(Sayfa 220’den Devam)

Türküler maniler, mayalar söyleyip, eve geç vakit dağılırlardı. Devlip âlâmlerinin en dikkati çekeni Çukur Bostan da yapılırdı. Buraya daha çok Ermeniler gelir, aralarında kaç göç olmadığı için meclise kadınlar, kızlar da katılırdı. Ermeniler de çalıp söylemeyi meslek haline getirenler bulunduğu için Çukur Bostan devlip alemleri daha şen ve hararetli geçerdi.

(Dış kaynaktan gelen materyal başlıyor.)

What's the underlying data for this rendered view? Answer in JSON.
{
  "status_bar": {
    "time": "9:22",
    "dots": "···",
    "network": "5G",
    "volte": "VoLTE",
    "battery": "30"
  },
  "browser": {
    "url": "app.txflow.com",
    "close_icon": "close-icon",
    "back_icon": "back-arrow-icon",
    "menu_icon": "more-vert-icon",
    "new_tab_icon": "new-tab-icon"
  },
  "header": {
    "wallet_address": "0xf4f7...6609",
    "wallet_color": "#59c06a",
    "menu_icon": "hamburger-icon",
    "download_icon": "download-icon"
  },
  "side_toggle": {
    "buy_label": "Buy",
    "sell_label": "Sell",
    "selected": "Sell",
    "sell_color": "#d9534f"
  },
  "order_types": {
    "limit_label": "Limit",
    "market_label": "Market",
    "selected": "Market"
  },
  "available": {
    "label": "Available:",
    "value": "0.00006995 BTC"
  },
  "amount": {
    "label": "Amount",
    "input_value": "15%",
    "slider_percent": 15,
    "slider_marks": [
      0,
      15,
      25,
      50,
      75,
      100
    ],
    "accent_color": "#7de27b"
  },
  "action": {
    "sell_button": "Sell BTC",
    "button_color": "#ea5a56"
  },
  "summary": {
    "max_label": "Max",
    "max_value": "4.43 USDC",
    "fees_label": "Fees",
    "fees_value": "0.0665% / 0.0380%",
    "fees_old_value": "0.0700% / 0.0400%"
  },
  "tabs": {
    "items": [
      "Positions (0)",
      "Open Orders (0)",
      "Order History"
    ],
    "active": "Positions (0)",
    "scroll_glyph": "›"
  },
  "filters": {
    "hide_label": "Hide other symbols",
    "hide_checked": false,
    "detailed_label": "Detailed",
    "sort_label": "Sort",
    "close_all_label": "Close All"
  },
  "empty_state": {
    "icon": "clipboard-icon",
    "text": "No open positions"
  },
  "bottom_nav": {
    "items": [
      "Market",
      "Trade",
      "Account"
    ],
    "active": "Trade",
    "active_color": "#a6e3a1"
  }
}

Devliplerde ufak muziplikler de yapılırdı. Tanıdıklardan bir tanesi şaka olsun diye bir şey çalar, ortalığı telaşa verirlerdi. Fakat (Şakadan hırsızlık) asıl (Dolma kazanları) üzerinde olurdu. Dolma tencereleri bulgur dövdürenlerin iş telaşı sırasında ocakda iken veya pişirilip indirildikten sonra birden ortadan sırolur, evin hanımı zor duruma düşerdi. Muzipliği yapan ya biraz sonra çaldığını ortaya çıkarır yahut boş kazanı bir gün sonra göndermek suretiyle şakayı ileri götürürdü.

Dövülen ve kuruyan bulgurların hemen orada çekildiği görüldüğü gibi, eve götürülüp orada da çekildiğide olurdu.

Şimdi yine bu külfet ve devlip tantanalı yok değil, amma, çoğunluk tarafından bırakıldı. Bunların yerine bulğur yapımını meslek edinen iş sahipleri çıktı ortaya.